- Other names: Lamellar nail splitting, Brittle nails (lamellar type)
- Specialty: Dermatology
- Symptoms: Horizontal layering and peeling of the distal free edge of the nail
- Causes: Repeated water and chemical exposure, nail cosmetics, ageing
- Diagnostic method: Clinical
- Differential diagnosis: Onychorrhexis, onychomycosis, nail psoriasis, lichen planus
- Treatment: Moisturizers, avoidance of irritants
- Frequency: Very common, especially in women

= Onychoschizia =

Lamellar splitting of the distal nail plate

Onychoschizia (from Ancient Greek ὄνυξ ónyx "nail" and σχίζω schízō "to split") is a common nail disorder characterized by lamellar splitting — horizontal layering and peeling of the distal (free) edge of the nail plate. It is one of the two main types of brittle nails, the other being onychorrhexis (longitudinal splitting).
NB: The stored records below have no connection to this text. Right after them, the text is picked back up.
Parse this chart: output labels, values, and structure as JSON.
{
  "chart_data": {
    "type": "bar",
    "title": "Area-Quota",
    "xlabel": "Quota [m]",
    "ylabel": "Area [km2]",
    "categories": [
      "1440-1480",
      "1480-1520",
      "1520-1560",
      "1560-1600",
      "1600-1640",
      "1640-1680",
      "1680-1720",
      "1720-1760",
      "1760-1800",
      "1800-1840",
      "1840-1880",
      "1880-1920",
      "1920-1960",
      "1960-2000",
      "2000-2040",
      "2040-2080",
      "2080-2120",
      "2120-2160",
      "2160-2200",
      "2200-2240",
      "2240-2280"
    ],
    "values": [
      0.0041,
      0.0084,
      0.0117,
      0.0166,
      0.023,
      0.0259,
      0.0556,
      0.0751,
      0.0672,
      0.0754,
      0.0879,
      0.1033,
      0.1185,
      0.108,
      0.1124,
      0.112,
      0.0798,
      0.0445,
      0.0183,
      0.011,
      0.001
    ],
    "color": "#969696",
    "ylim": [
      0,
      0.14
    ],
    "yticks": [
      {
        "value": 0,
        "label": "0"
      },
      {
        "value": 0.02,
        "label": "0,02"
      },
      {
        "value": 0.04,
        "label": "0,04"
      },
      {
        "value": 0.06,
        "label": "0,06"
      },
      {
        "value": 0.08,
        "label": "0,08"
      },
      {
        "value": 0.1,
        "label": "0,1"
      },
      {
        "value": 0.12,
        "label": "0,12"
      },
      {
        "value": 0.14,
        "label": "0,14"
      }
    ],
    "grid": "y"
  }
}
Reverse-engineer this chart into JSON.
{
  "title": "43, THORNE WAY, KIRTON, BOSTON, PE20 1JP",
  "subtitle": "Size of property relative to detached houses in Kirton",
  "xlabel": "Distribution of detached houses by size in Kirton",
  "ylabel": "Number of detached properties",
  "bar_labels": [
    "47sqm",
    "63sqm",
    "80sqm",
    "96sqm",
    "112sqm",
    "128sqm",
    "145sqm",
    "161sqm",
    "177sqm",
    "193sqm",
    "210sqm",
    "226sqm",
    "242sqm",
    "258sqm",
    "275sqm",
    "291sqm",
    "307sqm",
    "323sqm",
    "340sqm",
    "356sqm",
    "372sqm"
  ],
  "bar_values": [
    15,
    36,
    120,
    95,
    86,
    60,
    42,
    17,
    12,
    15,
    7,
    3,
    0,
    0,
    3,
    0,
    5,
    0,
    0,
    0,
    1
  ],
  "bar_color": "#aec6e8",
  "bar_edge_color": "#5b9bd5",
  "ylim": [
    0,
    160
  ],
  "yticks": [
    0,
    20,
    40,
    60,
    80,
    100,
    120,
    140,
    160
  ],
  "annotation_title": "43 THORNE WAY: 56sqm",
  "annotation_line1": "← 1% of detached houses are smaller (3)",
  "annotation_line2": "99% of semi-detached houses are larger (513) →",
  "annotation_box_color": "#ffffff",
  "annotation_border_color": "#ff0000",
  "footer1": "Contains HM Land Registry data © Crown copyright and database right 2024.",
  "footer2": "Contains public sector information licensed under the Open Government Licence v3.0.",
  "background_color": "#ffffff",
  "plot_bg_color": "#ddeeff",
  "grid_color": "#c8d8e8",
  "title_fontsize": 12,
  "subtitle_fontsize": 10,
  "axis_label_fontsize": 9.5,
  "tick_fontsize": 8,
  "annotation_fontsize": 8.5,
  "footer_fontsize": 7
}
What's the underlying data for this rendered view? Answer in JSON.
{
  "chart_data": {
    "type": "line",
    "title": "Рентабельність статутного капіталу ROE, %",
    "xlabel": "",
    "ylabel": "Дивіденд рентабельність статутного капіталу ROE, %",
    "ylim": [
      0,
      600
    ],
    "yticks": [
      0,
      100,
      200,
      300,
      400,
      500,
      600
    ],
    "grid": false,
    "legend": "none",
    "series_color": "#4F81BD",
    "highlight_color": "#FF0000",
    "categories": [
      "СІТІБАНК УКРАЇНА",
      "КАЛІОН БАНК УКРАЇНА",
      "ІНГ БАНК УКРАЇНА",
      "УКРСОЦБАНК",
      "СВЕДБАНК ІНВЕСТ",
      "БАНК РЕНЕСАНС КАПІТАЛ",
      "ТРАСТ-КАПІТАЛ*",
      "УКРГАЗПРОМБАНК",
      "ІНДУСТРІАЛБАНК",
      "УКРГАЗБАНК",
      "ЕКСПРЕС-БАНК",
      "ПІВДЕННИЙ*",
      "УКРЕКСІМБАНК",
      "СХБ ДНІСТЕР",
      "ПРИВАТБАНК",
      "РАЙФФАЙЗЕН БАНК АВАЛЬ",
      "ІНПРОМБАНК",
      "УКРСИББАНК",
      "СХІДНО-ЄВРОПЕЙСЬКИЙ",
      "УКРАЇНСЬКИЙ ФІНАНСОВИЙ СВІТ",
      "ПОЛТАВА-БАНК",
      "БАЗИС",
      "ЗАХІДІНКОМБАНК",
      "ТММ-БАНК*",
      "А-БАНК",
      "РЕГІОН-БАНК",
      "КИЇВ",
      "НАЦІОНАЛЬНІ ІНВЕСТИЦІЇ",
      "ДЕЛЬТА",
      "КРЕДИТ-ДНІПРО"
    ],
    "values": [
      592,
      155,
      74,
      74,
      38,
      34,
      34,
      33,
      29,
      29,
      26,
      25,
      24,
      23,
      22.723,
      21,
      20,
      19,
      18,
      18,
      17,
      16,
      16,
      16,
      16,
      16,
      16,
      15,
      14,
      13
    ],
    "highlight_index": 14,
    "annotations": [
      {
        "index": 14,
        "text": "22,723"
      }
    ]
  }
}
== Clinical presentation ==
The condition typically presents with thin horizontal layers that peel away at the free edge of the nail, often giving a white, frayed, or ragged appearance. It most commonly affects the fingernails and usually involves multiple nails. It is frequently part of the broader brittle nail syndrome.

== Causes ==
The most common cause is repeated exposure of the nails to water and drying agents. Other contributing factors include:
- Frequent hand washing, soaps, and detergents
- Nail cosmetics (nail polish, acetone-based removers)
- Aggressive manicures or nail filing
- Ageing (natural dehydration of the nail plate)
- Nutritional deficiencies (iron, zinc, biotin)
- Certain dermatological conditions such as psoriasis and lichen planus may feature such nails.
- nail biting, and repeated trauma such as typing, can contribute to nail splitting. Dehydration likely plays a role. Nutritional deficiencies that can result in nail splitting include iron, selenium, and zinc.

==Diagnosis==
Diagnosis is by its appearance, but sometimes blood tests are required to look for iron deficiency, thyroid problems, and kidney problems.

== Treatment ==
Treatment focuses on protection and hydration of the nail:
- Avoidance of irritants (water, chemicals, harsh nail products)
- Regular application of moisturizing creams containing urea or glycerin
- Wearing gloves during wet work
- Biotin supplementation (2.5–5 mg daily) may be beneficial in some cases, particularly if a deficiency is present
- An acceptable alternative is gel nails.

==Other animals==
It also occurs in hooved animals such as horses.